Javier Risco.
Me habían
dicho que pasaba, pero yo me rehusaba a creerlo. Como todo buen desengaño vino
a operar directamente frente a mis ojos.
La escena
ocurrió en la sala de espera del pediatra, un lugar que te lleva al máximo de
tus capacidades sociales y que te hace entender que no es que te gusten todos
los niños, sino que simplemente quieres y te interesas por tu hijo y por eso
estás ahí, y no en cualquier otro lugar más ruidoso y estresante.
Frente a mí,
una mujer con dos niños, uno de meses en sus brazos (asumo que era el que venía
enfermo) y otro de no más de tres, inquietísimo.
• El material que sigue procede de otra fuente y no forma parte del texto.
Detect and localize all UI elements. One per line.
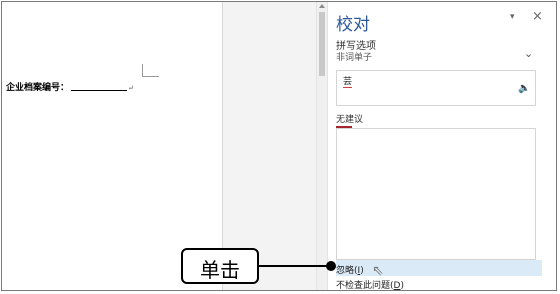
spelling-options-value[interactable]: 非词单子 [336,50,372,63]
suggestions-list[interactable] [336,128,536,260]
ignore-text: 忽略 [336,266,355,276]
pane-title: 校对 [336,15,370,35]
ignore-button-label: 忽略(I) [336,266,364,276]
no-suggestions-label: 无建议 [336,115,364,125]
chevron-down-icon[interactable]: ⌄ [524,47,533,60]
document-line[interactable]: 企业档案编号： ↵ [6,80,134,93]
mouse-pointer-icon: ⇖ [372,263,384,279]
callout-text: 单击 [200,258,240,282]
archive-number-blank [71,82,128,91]
proofing-pane: 校对 ▾ × 拼写选项 非词单子 ⌄ 芸 🔈 无建议 忽略(I) ⇖ 不检查此问… [328,2,556,291]
document-page[interactable]: 企业档案编号： ↵ [2,2,223,290]
ignore-shortcut-key: I [357,266,361,276]
pane-options-dropdown-icon[interactable]: ▾ [510,12,515,22]
misspelled-word-box: 芸 🔈 [336,70,536,106]
do-not-check-button[interactable]: 不检查此问题(D) [336,278,404,291]
speaker-icon[interactable]: 🔈 [518,83,530,94]
margin-corner-mark [142,64,159,77]
ignore-button[interactable] [336,260,542,276]
scrollbar-thumb[interactable] [319,12,325,76]
callout-box: 单击 [181,248,259,284]
document-area: 企业档案编号： ↵ [2,2,328,290]
archive-number-label: 企业档案编号： [6,83,70,93]
callout-leader-line [259,265,329,267]
callout-pointer-dot [326,261,336,271]
pane-close-icon[interactable]: × [532,9,543,24]
scroll-up-arrow-icon[interactable] [319,4,325,8]
do-not-check-text: 不检查此问题 [336,281,391,291]
vertical-scrollbar[interactable] [316,2,328,290]
misspelled-word: 芸 [343,77,353,88]
do-not-check-shortcut-key: D [393,281,401,291]
screenshot-frame: 企业档案编号： ↵ 校对 ▾ × 拼写选项 非词单子 ⌄ 芸 🔈 无建议 忽略(I… [1,1,557,291]
paragraph-mark: ↵ [128,84,134,92]
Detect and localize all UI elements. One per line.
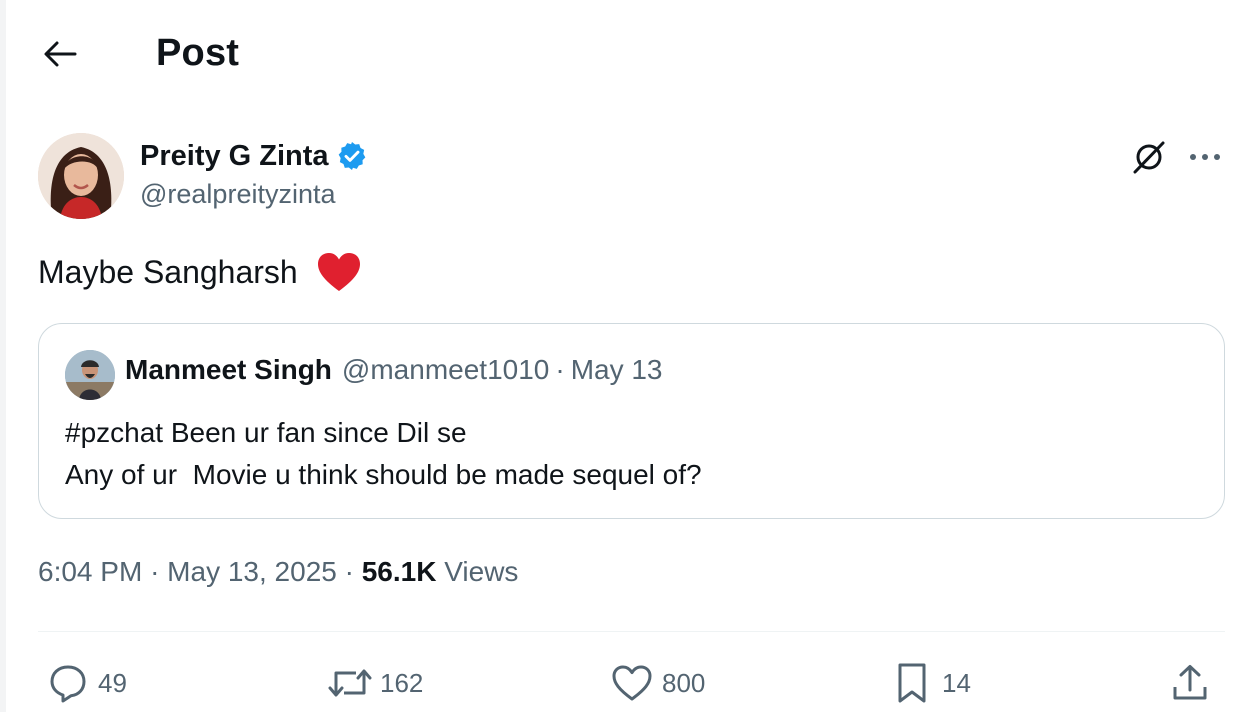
repost-button[interactable]: 162 [328, 655, 423, 711]
meta-separator-2: · [344, 556, 354, 587]
views-label: Views [444, 556, 519, 587]
post-text-content: Maybe Sangharsh [38, 253, 298, 290]
like-count: 800 [662, 667, 706, 698]
repost-count: 162 [380, 667, 424, 698]
grok-icon [1133, 141, 1165, 174]
quoted-author-handle: @manmeet1010 [341, 354, 550, 385]
author-handle[interactable]: @realpreityzinta [140, 179, 368, 210]
quoted-avatar-image [65, 350, 115, 400]
post-text: Maybe Sangharsh [38, 251, 362, 293]
quoted-post-card[interactable]: Manmeet Singh @manmeet1010 · May 13 #pzc… [38, 323, 1225, 519]
post-date[interactable]: May 13, 2025 [167, 556, 337, 588]
red-heart-icon [316, 251, 362, 293]
more-options-button[interactable] [1184, 138, 1226, 176]
quoted-text: #pzchat Been ur fan since Dil se Any of … [65, 417, 702, 490]
action-bar: 49 162 800 14 [0, 655, 1248, 711]
back-button[interactable] [40, 36, 80, 72]
bookmark-icon [890, 661, 934, 705]
quoted-header: Manmeet Singh @manmeet1010 · May 13 [125, 354, 663, 386]
post-time[interactable]: 6:04 PM [38, 556, 142, 588]
divider [38, 631, 1225, 632]
quoted-date: May 13 [570, 354, 663, 385]
page-title: Post [156, 32, 240, 74]
meta-separator: · [150, 556, 160, 587]
more-icon [1190, 154, 1220, 160]
reply-icon [46, 661, 90, 705]
reply-button[interactable]: 49 [46, 655, 127, 711]
like-button[interactable]: 800 [610, 655, 705, 711]
repost-icon [328, 661, 372, 705]
verified-badge-icon [336, 140, 368, 172]
author-name[interactable]: Preity G Zinta [140, 140, 329, 173]
bookmark-count: 14 [942, 667, 971, 698]
share-icon [1168, 661, 1212, 705]
heart-outline-icon [610, 661, 654, 705]
arrow-left-icon [44, 41, 77, 67]
bookmark-button[interactable]: 14 [890, 655, 971, 711]
avatar-image [38, 133, 124, 219]
reply-count: 49 [98, 667, 127, 698]
views-count: 56.1K [361, 556, 437, 587]
post-meta: 6:04 PM · May 13, 2025 · 56.1K Views [38, 556, 518, 588]
author-info: Preity G Zinta @realpreityzinta [140, 137, 368, 210]
quoted-author-name: Manmeet Singh [125, 354, 332, 385]
author-avatar[interactable] [38, 133, 124, 219]
quoted-separator: · [555, 354, 565, 385]
page-header: Post [0, 0, 1248, 110]
grok-button[interactable] [1128, 138, 1170, 176]
share-button[interactable] [1168, 655, 1212, 711]
quoted-author-avatar[interactable] [65, 350, 115, 400]
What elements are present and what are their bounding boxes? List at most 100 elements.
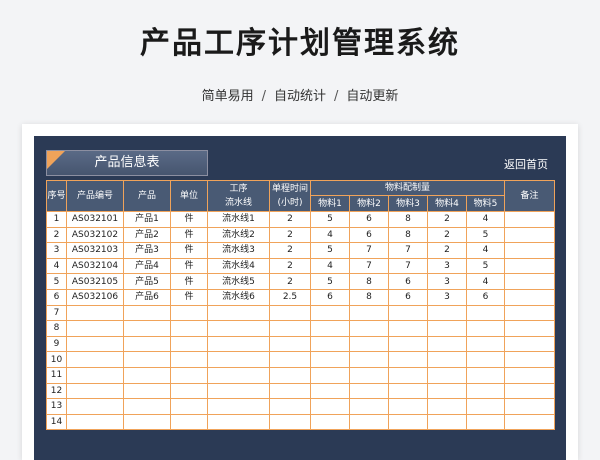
cell-material-5[interactable] (466, 366, 505, 384)
cell-material-1[interactable]: 4 (310, 257, 350, 275)
cell-remark[interactable] (504, 211, 555, 228)
cell-unit[interactable] (170, 351, 208, 368)
cell-unit[interactable] (170, 382, 208, 400)
cell-material-4[interactable] (427, 366, 467, 384)
cell-material-3[interactable] (388, 351, 428, 368)
cell-material-4[interactable] (427, 382, 467, 400)
cell-time[interactable] (269, 320, 311, 337)
cell-unit[interactable] (170, 398, 208, 415)
cell-remark[interactable] (504, 413, 555, 431)
cell-material-5[interactable]: 5 (466, 226, 505, 244)
cell-process[interactable] (207, 398, 270, 415)
cell-product-code[interactable]: AS032103 (66, 242, 124, 259)
cell-seq[interactable]: 12 (46, 382, 67, 400)
cell-product[interactable] (123, 382, 171, 400)
cell-material-5[interactable]: 4 (466, 242, 505, 259)
cell-unit[interactable]: 件 (170, 226, 208, 244)
cell-material-4[interactable]: 2 (427, 226, 467, 244)
back-to-home-link[interactable]: 返回首页 (504, 156, 548, 172)
cell-product[interactable] (123, 304, 171, 322)
cell-unit[interactable] (170, 366, 208, 384)
cell-material-3[interactable] (388, 335, 428, 353)
cell-material-1[interactable]: 5 (310, 211, 350, 228)
cell-material-2[interactable] (349, 398, 389, 415)
cell-material-3[interactable]: 8 (388, 226, 428, 244)
cell-product-code[interactable]: AS032105 (66, 273, 124, 290)
cell-unit[interactable]: 件 (170, 288, 208, 306)
cell-material-2[interactable] (349, 351, 389, 368)
cell-material-4[interactable]: 3 (427, 273, 467, 290)
cell-material-4[interactable]: 3 (427, 257, 467, 275)
cell-seq[interactable]: 8 (46, 320, 67, 337)
cell-material-2[interactable]: 7 (349, 257, 389, 275)
cell-product-code[interactable] (66, 398, 124, 415)
cell-material-2[interactable]: 6 (349, 211, 389, 228)
cell-product-code[interactable]: AS032101 (66, 211, 124, 228)
cell-material-4[interactable] (427, 320, 467, 337)
cell-process[interactable] (207, 351, 270, 368)
cell-material-1[interactable] (310, 382, 350, 400)
cell-unit[interactable] (170, 320, 208, 337)
cell-material-1[interactable] (310, 335, 350, 353)
cell-product[interactable]: 产品5 (123, 273, 171, 290)
cell-seq[interactable]: 6 (46, 288, 67, 306)
cell-material-3[interactable] (388, 366, 428, 384)
cell-process[interactable]: 流水线6 (207, 288, 270, 306)
cell-material-5[interactable]: 6 (466, 288, 505, 306)
cell-material-2[interactable] (349, 304, 389, 322)
cell-product[interactable] (123, 320, 171, 337)
cell-remark[interactable] (504, 366, 555, 384)
cell-material-1[interactable] (310, 366, 350, 384)
cell-remark[interactable] (504, 304, 555, 322)
cell-material-4[interactable]: 2 (427, 242, 467, 259)
cell-unit[interactable]: 件 (170, 242, 208, 259)
cell-material-1[interactable]: 5 (310, 273, 350, 290)
cell-seq[interactable]: 3 (46, 242, 67, 259)
cell-material-5[interactable] (466, 413, 505, 431)
cell-material-2[interactable] (349, 320, 389, 337)
cell-product[interactable]: 产品4 (123, 257, 171, 275)
cell-seq[interactable]: 10 (46, 351, 67, 368)
cell-seq[interactable]: 11 (46, 366, 67, 384)
cell-time[interactable]: 2 (269, 257, 311, 275)
cell-seq[interactable]: 13 (46, 398, 67, 415)
cell-process[interactable] (207, 382, 270, 400)
cell-process[interactable]: 流水线3 (207, 242, 270, 259)
cell-material-3[interactable] (388, 304, 428, 322)
cell-time[interactable] (269, 304, 311, 322)
cell-material-5[interactable] (466, 382, 505, 400)
cell-time[interactable]: 2 (269, 211, 311, 228)
cell-material-5[interactable]: 4 (466, 273, 505, 290)
cell-material-2[interactable]: 8 (349, 288, 389, 306)
cell-material-1[interactable] (310, 413, 350, 431)
cell-product[interactable]: 产品1 (123, 211, 171, 228)
cell-process[interactable]: 流水线2 (207, 226, 270, 244)
cell-seq[interactable]: 9 (46, 335, 67, 353)
cell-material-5[interactable] (466, 398, 505, 415)
cell-seq[interactable]: 1 (46, 211, 67, 228)
cell-material-2[interactable]: 7 (349, 242, 389, 259)
cell-seq[interactable]: 5 (46, 273, 67, 290)
cell-product-code[interactable]: AS032106 (66, 288, 124, 306)
cell-material-3[interactable]: 6 (388, 273, 428, 290)
cell-process[interactable] (207, 304, 270, 322)
cell-material-4[interactable]: 2 (427, 211, 467, 228)
cell-seq[interactable]: 2 (46, 226, 67, 244)
cell-material-4[interactable] (427, 351, 467, 368)
cell-time[interactable] (269, 382, 311, 400)
cell-material-3[interactable]: 7 (388, 242, 428, 259)
cell-material-1[interactable] (310, 351, 350, 368)
cell-unit[interactable] (170, 335, 208, 353)
cell-product[interactable] (123, 366, 171, 384)
cell-material-1[interactable]: 5 (310, 242, 350, 259)
cell-time[interactable] (269, 351, 311, 368)
cell-material-4[interactable] (427, 304, 467, 322)
cell-product[interactable] (123, 398, 171, 415)
cell-product-code[interactable] (66, 351, 124, 368)
cell-remark[interactable] (504, 257, 555, 275)
cell-seq[interactable]: 4 (46, 257, 67, 275)
cell-unit[interactable]: 件 (170, 257, 208, 275)
cell-product-code[interactable] (66, 304, 124, 322)
cell-remark[interactable] (504, 242, 555, 259)
cell-material-4[interactable] (427, 335, 467, 353)
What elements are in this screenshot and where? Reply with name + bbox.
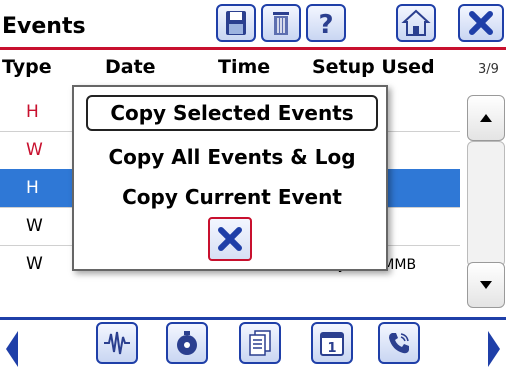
- documents-icon: [249, 330, 271, 356]
- phone-button[interactable]: [378, 322, 420, 364]
- svg-text:1: 1: [327, 341, 336, 356]
- chevron-right-icon: [488, 331, 500, 367]
- home-icon: [401, 9, 431, 36]
- phone-icon: [389, 333, 409, 354]
- row-type: W: [26, 254, 43, 274]
- trash-icon: [273, 12, 289, 35]
- calendar-button[interactable]: 1: [311, 322, 353, 364]
- row-type: W: [26, 140, 43, 160]
- row-type: H: [26, 178, 39, 198]
- column-header-date[interactable]: Date: [105, 56, 156, 78]
- svg-text:?: ?: [318, 10, 333, 38]
- timer-button[interactable]: [166, 322, 208, 364]
- copy-current-event-option[interactable]: Copy Current Event: [86, 179, 378, 215]
- row-type: H: [26, 102, 39, 122]
- popup-close-button[interactable]: [208, 217, 252, 261]
- calendar-icon: 1: [320, 332, 344, 356]
- close-icon: [218, 227, 242, 251]
- waveform-button[interactable]: [96, 322, 138, 364]
- triangle-down-icon: [480, 281, 492, 289]
- help-button[interactable]: ?: [306, 4, 346, 42]
- timer-icon: [177, 331, 197, 355]
- next-arrow-button[interactable]: [486, 330, 502, 378]
- home-button[interactable]: [396, 4, 436, 42]
- copy-selected-events-option[interactable]: Copy Selected Events: [86, 95, 378, 131]
- waveform-icon: [104, 331, 130, 355]
- delete-button[interactable]: [261, 4, 301, 42]
- column-header-setup[interactable]: Setup Used: [312, 56, 435, 78]
- previous-arrow-button[interactable]: [4, 330, 20, 378]
- save-button[interactable]: [216, 4, 256, 42]
- column-header-type[interactable]: Type: [2, 56, 52, 78]
- scroll-up-button[interactable]: [467, 95, 505, 141]
- documents-button[interactable]: [239, 322, 281, 364]
- page-indicator: 3/9: [478, 62, 499, 77]
- copy-all-events-log-option[interactable]: Copy All Events & Log: [86, 139, 378, 175]
- column-header-time[interactable]: Time: [218, 56, 270, 78]
- copy-menu-popup: Copy Selected Events Copy All Events & L…: [72, 85, 388, 271]
- close-button[interactable]: [458, 4, 504, 42]
- scrollbar-track[interactable]: [467, 141, 505, 267]
- close-icon: [469, 11, 493, 35]
- page-title: Events: [2, 14, 86, 39]
- help-icon: ?: [318, 10, 333, 38]
- save-icon: [226, 11, 246, 35]
- header-divider: [0, 47, 506, 50]
- triangle-up-icon: [480, 114, 492, 122]
- row-type: W: [26, 216, 43, 236]
- chevron-left-icon: [6, 331, 18, 367]
- footer-divider: [0, 317, 506, 320]
- scroll-down-button[interactable]: [467, 262, 505, 308]
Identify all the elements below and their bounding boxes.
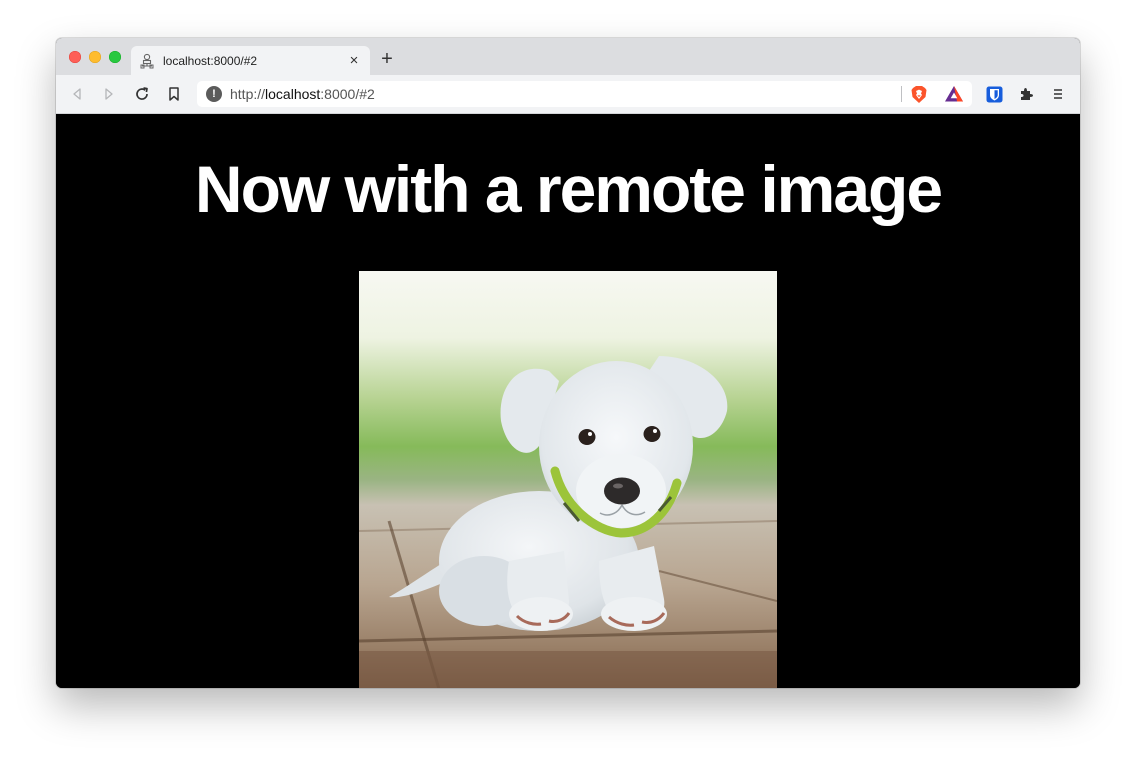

Este último se subía, se
bajaba, saltaba, cantaba, gritaba, aventaba y hacía gala de una energía y una
salud que bien valía por la de su hermano y la de todos los niños agripados y
somnolientos que ahí había. La madre le dio una revista para intentar calmarlo
–hay que decir que las revistas de consultorio pocas veces consiguen calmar a
alguien, más bien preocupan al lector con enfermedades que aún no llegan–, el
niño la tomó y empezó a hojearla. Llegó a una gran foto de un caballo y comenzó
a apuntar con fuerza a su barriga en repetidas veces hasta que le dijo a su
madre que algo no iba bien. Me costó entender que lo que hacía no era otra cosa
que dar clic sobre la foto del jamelgo para que este se moviera, como no lo
hizo, el infante montó en cólera y rompió la hoja. Todo cuadró de golpe: el
niño se calmó cuando su madre le entregó una tablet apagada, sin batería.
Este
episodio trajo mil ideas a mi cabeza. Me cuestioné si es común que los niños de
hoy confundan papel con pantalla; luego pensé en mí y en el tiempo que paso
frente al teléfono y la computadora. A lo mejor, si todo esto hubiera estado
presente desde mi tierna infancia, igual y hoy iría apachurrando las cosas
esperando que se animen o que abran hipervínculos en la realidad. Me sorprendí
al reconocer que yo mismo le he entregado el teléfono a mi hijo para
entretenerlo.
Me asumí
sorprendido por los tiempos y, como padre, me desanimé.
Pensé en el
caso de ese padre canadiense, que esta misma semana presentó una queja formal a
la escuela de su hija y a uno de los gigantes de la tecnología, ya que en dicha
escuela organizaron una excursión, no a un museo como en mis tiempos, no al
zoológico ni al planetario, sino que a una tienda de Apple y, claro, la niña de
apenas diez años volvió a la casa pidiendo un teléfono celular nuevo,
obviamente, de la marca anfitriona. Entiendo a ese padre, porque si yo
estuviera en su lugar también me parecería el panorama más extraño para una
clase de primaria y me quejaría de que es una mera publicidad.
Aunque debo
confesar que algunos de los defensores de la excursión tecnológica la
justifican diciendo: A través de la tecnología también se puede acceder al
planetario, es más, puede viajar por la galaxia si quiere; a través de la
tecnología puede navegar por el museo que quiera en el mundo y conocer la obra
del artista que se le venga en gana…
Me rehúso a
aceptarlo. Me niego. No hay experiencia que reemplace el olor de un caballo, la
lamida de un perro o el simple hecho de salir con tu clase y juntos ver otros
lugares.
Recuerdo que
mi padre contaba que cuando era niño, su diversión máxima era comprar sobres de
estampitas para llenar álbumes con títulos como: “Historia y geografía de
México”, o el fascinante “Álbum de la evolución”. Mi padre al día de hoy sabe
el nombre científico de las flores que le regala a mi madre para su cumpleaños
y reconoce los pájaros cuando los ve, seguramente gracias a esos álbumes.
No quiero
parecer nostálgico, pero hoy pocos se interesan por comprender, por sentir y
conocer. A este paso, pronto dejaremos de viajar, al menos moviéndonos.